The widespread grounding of the Boeing 737-MAX aircraft means that durable goods orders will likely be under added pressure the next few months, explained analysts at Wells Fargo. They also noted that the pause on deliveries also represents a near-term risk to equipment spending.
“Whether from the Defense Department or from private airlines, aircraft orders are usually a big swing factor in overall durable goods orders."
“The groundings apply only to the 737-MAX, the most recent generation of the world’s best-selling aircraft. Since the first shipment in May 2017, Boeing has delivered just 376 of the aircraft in question, though the total number of orders booked is just over 5,000, the earliest of which were recorded as far back as 2011. If some of those orders were to be canceled, the Commerce Department would subtract them from the headline figure in the month in which they occur for the durable goods report, according to notes in the report release and our discussions with Commerce Department staff.”

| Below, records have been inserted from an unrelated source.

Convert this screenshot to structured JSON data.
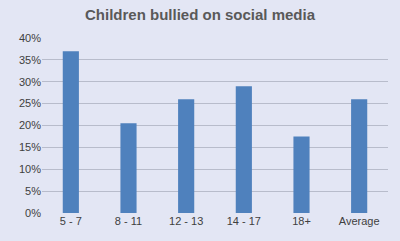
{
  "chart_data": {
    "type": "bar",
    "title": "Children bullied on social media",
    "categories": [
      "5 - 7",
      "8 - 11",
      "12 - 13",
      "14 - 17",
      "18+",
      "Average"
    ],
    "values": [
      37,
      20.5,
      26,
      29,
      17.5,
      26
    ],
    "color": "#4f81bd",
    "ylim": [
      0,
      40
    ],
    "yticks": [
      {
        "value": 0,
        "label": "0%"
      },
      {
        "value": 5,
        "label": "5%"
      },
      {
        "value": 10,
        "label": "10%"
      },
      {
        "value": 15,
        "label": "15%"
      },
      {
        "value": 20,
        "label": "20%"
      },
      {
        "value": 25,
        "label": "25%"
      },
      {
        "value": 30,
        "label": "30%"
      },
      {
        "value": 35,
        "label": "35%"
      },
      {
        "value": 40,
        "label": "40%"
      }
    ],
    "grid": true
  }
}
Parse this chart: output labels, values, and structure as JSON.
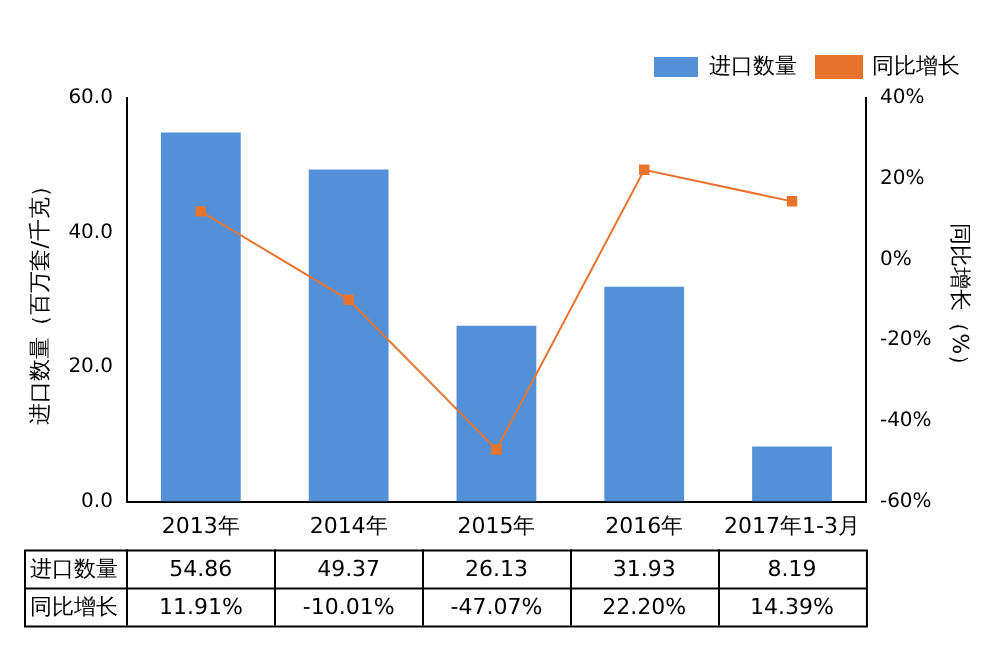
{
  "chart_data": {
    "type": "bar",
    "categories": [
      "2013年",
      "2014年",
      "2015年",
      "2016年",
      "2017年1-3月"
    ],
    "series": [
      {
        "name": "进口数量",
        "color": "#5490d8",
        "values": [
          54.86,
          49.37,
          26.13,
          31.93,
          8.19
        ],
        "value_labels": [
          "54.86",
          "49.37",
          "26.13",
          "31.93",
          "8.19"
        ]
      },
      {
        "name": "同比增长",
        "type": "line",
        "axis": "y2",
        "color": "#e8732c",
        "marker": "square",
        "values": [
          11.91,
          -10.01,
          -47.07,
          22.2,
          14.39
        ],
        "value_labels": [
          "11.91%",
          "-10.01%",
          "-47.07%",
          "22.20%",
          "14.39%"
        ]
      }
    ],
    "ylabel": "进口数量（百万套/千克）",
    "y2label": "同比增长（%）",
    "ylim": [
      0,
      60
    ],
    "yticks": [
      {
        "value": 0,
        "label": "0.0"
      },
      {
        "value": 20,
        "label": "20.0"
      },
      {
        "value": 40,
        "label": "40.0"
      },
      {
        "value": 60,
        "label": "60.0"
      }
    ],
    "y2lim": [
      -60,
      40
    ],
    "y2ticks": [
      {
        "value": -60,
        "label": "-60%"
      },
      {
        "value": -40,
        "label": "-40%"
      },
      {
        "value": -20,
        "label": "-20%"
      },
      {
        "value": 0,
        "label": "0%"
      },
      {
        "value": 20,
        "label": "20%"
      },
      {
        "value": 40,
        "label": "40%"
      }
    ],
    "grid": false,
    "legend": "top right"
  }
}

“Considering the 737-MAX aircraft comprises almost half of Boeing’s orders in the past few years the total negative impact to durables could be substantial if airlines hold off on new 737-MAX orders the next few months.”
“Orders still came in during the grounding period and the Dreamliner has subsequently seen steady sales volume. Also reminiscent of that period, Boeing said they will continue to build the 737-MAX while it resolves the issue, which will likely prevent any major disruption to supply chains. Suspended deliveries, on the other hand, could weigh on capex spending as early as the current quarter.”
“The 737-MAX aircraft averaged roughly 40% of aircraft deliveries in the past three months. With fewer aircraft being shipped until the issue is resolved, we see some risk to our near-term outlook for equipment spending.”